Le président tunisien, Kaïs Saïed, a défendu hier son projet de Constitution controversé face aux accusations de dérive autoritaire, après avoir été désavoué par le juriste à qui il en a confié la rédaction.
Dans un message publié par la présidence de la République, relayé par l’AFP, il a affirmé que le projet de Constitution publié reflète «ce que le peuple tunisien a exprimé depuis la révolution (de 2011) jusqu’au 25 juillet 2021, lorsque elle a été remise sur le droit chemin». A cette date, K. Saied, après des mois de blocages politiques, a suspendu le Parlement et limogé le gouvernement pour s’arroger les pleins pouvoirs.
«La Constitution qui vous est proposée reflète l’esprit de la révolution et ne porte aucunement atteinte aux droits et aux libertés», a-t-il ajouté. Il a rejeté les accusations selon lesquelles la Constitution proposée ouvre la voie à «un retour de la tyrannie», affirmant que «rien ne peut être plus loin de la réalité». Il a appelé les Tunisiens à approuver le texte lors du référendum du 25 juillet, qui coïncidera avec le 1er anniversaire de son coup de force.
Chef de la «Commission nationale consultative pour une nouvelle République» chargée par le président Saied de rédiger une nouvelle Constitution, le juriste Sadok Belaïd a publiquement désavoué le texte publié par la Présidence. Dans une lettre, dimanche sur le journal Assabah, il a indiqué que le projet publié au Journal officiel «n’appartient en rien à celui que nous avons élaboré et présenté au Président».
Et d’ajouter : «En ma qualité de président de la Commission nationale consultative (...), je déclare avec regret, et en toute conscience de la responsabilité vis-à-vis du peuple tunisien à qui appartient la dernière décision, que la Commission est totalement innocente du texte.»
Selon lui, le projet publié par le Président «renferme des risques et des défaillances considérables». Il cite notamment un article sur le «péril imminent» qui garantit au chef de l’Etat «des pouvoirs très larges, dans des conditions qu’il détermine seul, ce qui pourrait ouvrir la voie à un régime dictatorial».
C’est justement en invoquant un article similaire qui figure dans la Constitution de 2014, que K. Saied s’est arrogé les pleins pouvoirs le 25 juillet 2021 après des mois de blocages poli-tiques. Le juriste a aussi relevé «la non-responsabilité politique du président de la République» dans le texte publié, ce qui lui permet de gouverner sans garde-fou.
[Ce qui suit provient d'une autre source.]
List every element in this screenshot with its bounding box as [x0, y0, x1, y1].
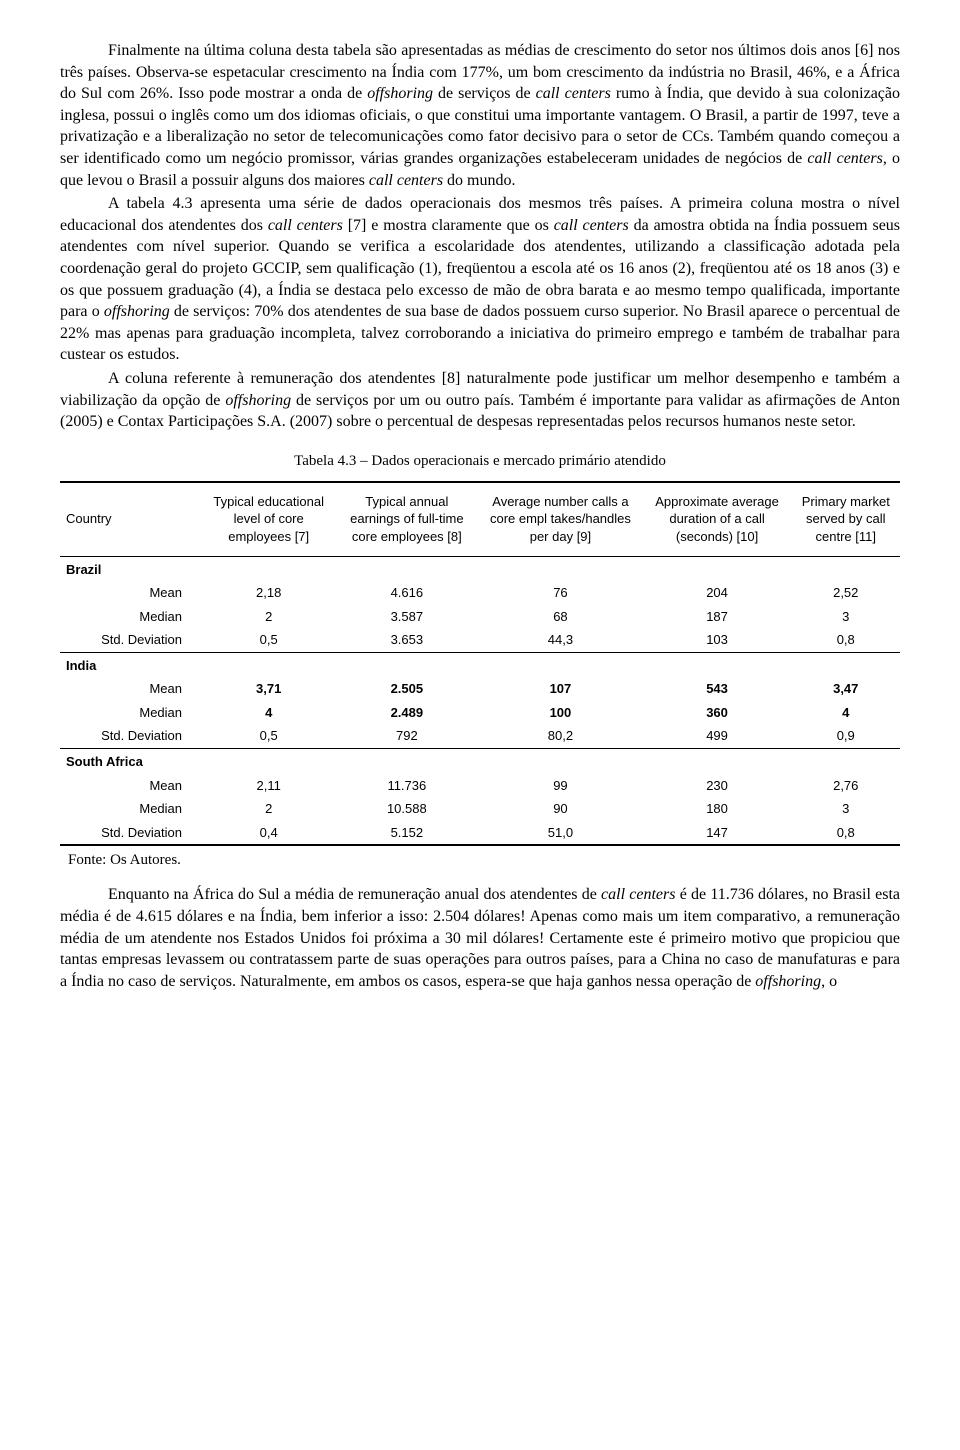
table-caption: Tabela 4.3 – Dados operacionais e mercad… — [60, 451, 900, 471]
table-row: Mean 3,71 2.505 107 543 3,47 — [60, 677, 900, 701]
stat-label: Median — [60, 701, 202, 725]
cell: 0,4 — [202, 821, 335, 846]
table-source: Fonte: Os Autores. — [68, 850, 900, 870]
cell: 3.653 — [335, 628, 478, 652]
cell: 44,3 — [478, 628, 642, 652]
table-row: Median 4 2.489 100 360 4 — [60, 701, 900, 725]
text: do mundo. — [443, 172, 515, 189]
cell: 3.587 — [335, 605, 478, 629]
cell: 3,71 — [202, 677, 335, 701]
table-header-row: Country Typical educational level of cor… — [60, 482, 900, 556]
cell: 5.152 — [335, 821, 478, 846]
cell: 107 — [478, 677, 642, 701]
cell: 76 — [478, 581, 642, 605]
italic-term: call centers — [536, 85, 611, 102]
italic-term: call centers — [601, 886, 675, 903]
col-market: Primary market served by call centre [11… — [792, 482, 901, 556]
cell: 2 — [202, 605, 335, 629]
country-brazil: Brazil — [60, 556, 900, 581]
data-table: Country Typical educational level of cor… — [60, 481, 900, 846]
cell: 147 — [643, 821, 792, 846]
cell: 230 — [643, 774, 792, 798]
cell: 0,5 — [202, 628, 335, 652]
cell: 360 — [643, 701, 792, 725]
cell: 2,11 — [202, 774, 335, 798]
italic-term: call centers — [268, 217, 343, 234]
col-earnings: Typical annual earnings of full-time cor… — [335, 482, 478, 556]
table-row: Median 2 3.587 68 187 3 — [60, 605, 900, 629]
cell: 68 — [478, 605, 642, 629]
cell: 80,2 — [478, 724, 642, 748]
cell: 2,18 — [202, 581, 335, 605]
cell: 2.505 — [335, 677, 478, 701]
italic-term: offshoring — [367, 85, 433, 102]
country-india: India — [60, 652, 900, 677]
text: de serviços: 70% dos atendentes de sua b… — [60, 303, 900, 363]
cell: 187 — [643, 605, 792, 629]
cell: 0,8 — [792, 821, 901, 846]
table-row: Mean 2,11 11.736 99 230 2,76 — [60, 774, 900, 798]
col-duration: Approximate average duration of a call (… — [643, 482, 792, 556]
italic-term: call centers — [807, 150, 882, 167]
country-south-africa: South Africa — [60, 748, 900, 773]
cell: 10.588 — [335, 797, 478, 821]
cell: 100 — [478, 701, 642, 725]
table-row: Std. Deviation 0,4 5.152 51,0 147 0,8 — [60, 821, 900, 846]
cell: 2.489 — [335, 701, 478, 725]
italic-term: call centers — [554, 217, 629, 234]
text: [7] e mostra claramente que os — [343, 217, 554, 234]
cell: 204 — [643, 581, 792, 605]
italic-term: offshoring — [225, 392, 291, 409]
country-label: South Africa — [60, 748, 900, 773]
table-row: Mean 2,18 4.616 76 204 2,52 — [60, 581, 900, 605]
text: de serviços de — [433, 85, 536, 102]
cell: 99 — [478, 774, 642, 798]
italic-term: call centers — [369, 172, 443, 189]
stat-label: Mean — [60, 581, 202, 605]
stat-label: Mean — [60, 774, 202, 798]
col-calls: Average number calls a core empl takes/h… — [478, 482, 642, 556]
paragraph-1: Finalmente na última coluna desta tabela… — [60, 40, 900, 191]
stat-label: Std. Deviation — [60, 628, 202, 652]
stat-label: Median — [60, 605, 202, 629]
table-row: Std. Deviation 0,5 792 80,2 499 0,9 — [60, 724, 900, 748]
cell: 499 — [643, 724, 792, 748]
stat-label: Std. Deviation — [60, 724, 202, 748]
italic-term: offshoring — [104, 303, 170, 320]
country-label: Brazil — [60, 556, 900, 581]
stat-label: Std. Deviation — [60, 821, 202, 846]
cell: 4.616 — [335, 581, 478, 605]
cell: 4 — [792, 701, 901, 725]
cell: 792 — [335, 724, 478, 748]
table-row: Median 2 10.588 90 180 3 — [60, 797, 900, 821]
stat-label: Median — [60, 797, 202, 821]
paragraph-4: Enquanto na África do Sul a média de rem… — [60, 884, 900, 992]
cell: 90 — [478, 797, 642, 821]
cell: 11.736 — [335, 774, 478, 798]
paragraph-2: A tabela 4.3 apresenta uma série de dado… — [60, 193, 900, 366]
cell: 180 — [643, 797, 792, 821]
cell: 0,8 — [792, 628, 901, 652]
cell: 3 — [792, 797, 901, 821]
cell: 103 — [643, 628, 792, 652]
cell: 3,47 — [792, 677, 901, 701]
cell: 51,0 — [478, 821, 642, 846]
cell: 0,5 — [202, 724, 335, 748]
stat-label: Mean — [60, 677, 202, 701]
col-country: Country — [60, 482, 202, 556]
table-row: Std. Deviation 0,5 3.653 44,3 103 0,8 — [60, 628, 900, 652]
cell: 3 — [792, 605, 901, 629]
cell: 2 — [202, 797, 335, 821]
cell: 2,76 — [792, 774, 901, 798]
paragraph-3: A coluna referente à remuneração dos ate… — [60, 368, 900, 433]
italic-term: offshoring — [755, 973, 821, 990]
country-label: India — [60, 652, 900, 677]
cell: 0,9 — [792, 724, 901, 748]
text: , o — [821, 973, 837, 990]
col-education: Typical educational level of core employ… — [202, 482, 335, 556]
text: Enquanto na África do Sul a média de rem… — [108, 886, 601, 903]
cell: 543 — [643, 677, 792, 701]
cell: 4 — [202, 701, 335, 725]
cell: 2,52 — [792, 581, 901, 605]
Le texte présenté par le président Saied confirme la présidentialisation attendue du régime en stipulant que le «président de la République exerce le pouvoir exécutif, aidé par un gouvernement dirigé par un chef de gouvernement» qu’il désigne. Ce gouvernement ne sera pas présenté au Parlement pour obtenir la confiance.
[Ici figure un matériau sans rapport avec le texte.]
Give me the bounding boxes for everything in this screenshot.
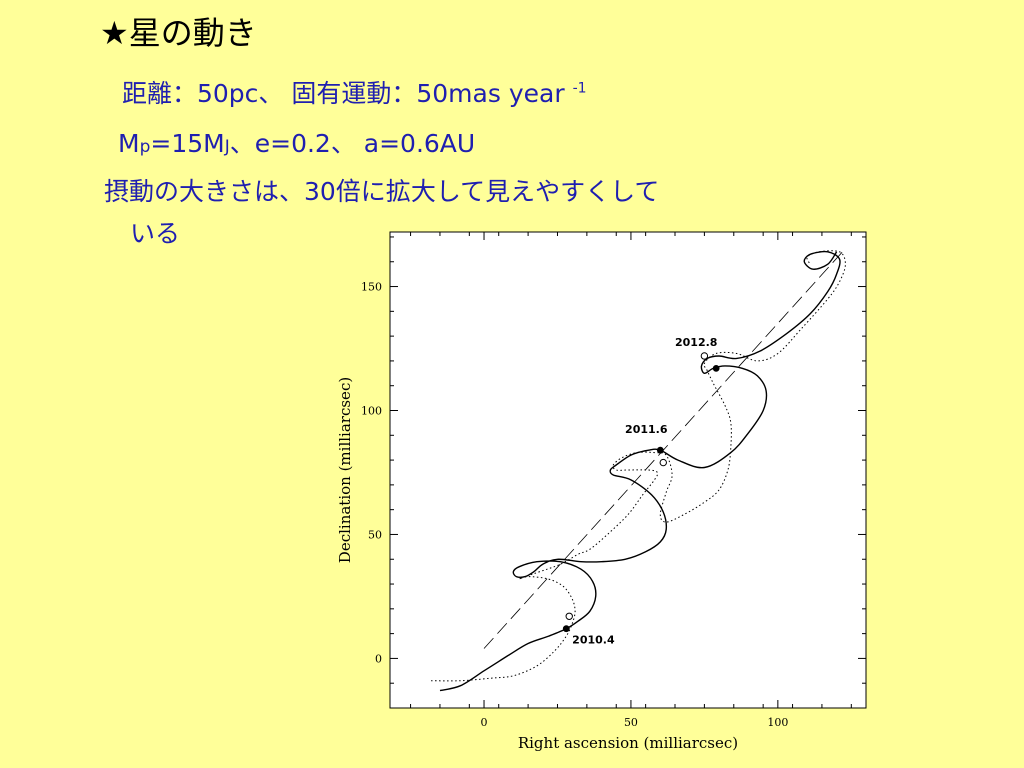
x-tick-label: 0 — [481, 716, 488, 729]
distance-proper-motion-text: 距離：50pc、 固有運動：50mas year -1 — [122, 74, 587, 110]
line1-superscript: -1 — [572, 80, 587, 97]
magnification-note-line2: いる — [130, 219, 181, 248]
open-marker — [659, 458, 667, 467]
y-tick-label: 0 — [375, 652, 382, 665]
axis-ticks: 0 50 100 0 50 100 150 — [361, 232, 866, 729]
y-tick-label: 100 — [361, 405, 382, 418]
line2-orbit-values: 、e=0.2、 a=0.6AU — [229, 129, 476, 158]
x-axis-label: Right ascension (milliarcsec) — [518, 734, 738, 752]
slide-title: ★星の動き — [100, 14, 257, 52]
filled-marker — [712, 364, 720, 372]
filled-marker — [562, 625, 570, 633]
filled-marker — [656, 446, 664, 454]
line2-mass-value: =15M — [150, 129, 225, 158]
open-marker — [700, 352, 709, 360]
x-tick-label: 100 — [767, 716, 788, 729]
planet-parameters-text: Mp=15MJ、e=0.2、 a=0.6AU — [118, 124, 475, 160]
y-tick-label: 150 — [361, 281, 382, 294]
line2-jupiter-subscript: J — [224, 137, 230, 157]
plot-frame — [389, 231, 867, 709]
y-axis-label: Declination (milliarcsec) — [336, 377, 354, 563]
series-line-solid — [439, 250, 841, 692]
open-marker — [565, 612, 573, 620]
astrometric-motion-chart: 0 50 100 0 50 100 150 2010.4 2011.6 2012.8 Right… — [336, 231, 867, 752]
epoch-label: 2011.6 — [625, 423, 668, 436]
series-line-dotted — [431, 250, 846, 682]
y-tick-label: 50 — [368, 528, 382, 541]
line2-planet-subscript: p — [139, 137, 151, 157]
line1-text: 距離：50pc、 固有運動：50mas year — [122, 79, 565, 108]
x-tick-label: 50 — [624, 716, 638, 729]
magnification-note-line1: 摂動の大きさは、30倍に拡大して見えやすくして — [104, 177, 660, 206]
line2-mass-symbol: M — [118, 129, 140, 158]
epoch-label: 2012.8 — [675, 336, 717, 349]
epoch-markers: 2010.4 2011.6 2012.8 — [562, 336, 720, 647]
epoch-label: 2010.4 — [572, 634, 615, 647]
En outre, le président jouira de vastes prérogatives : il est le chef suprême des forces armées, définit la politique générale de l’Etat et entérine les lois. Il peut aussi soumettre des textes législatifs au Parlement, qui doit les examiner «en priorité». Le texte réduit considérablement le rôle et le pouvoir du Parlement et prévoit la mise en place d’une seconde chambre, «l’Assemblée nationale des régions».
Il ne comporte par ailleurs aucune mention de l’islam comme «religion d’Etat» contrairement aux précédentes Lois fondamentales.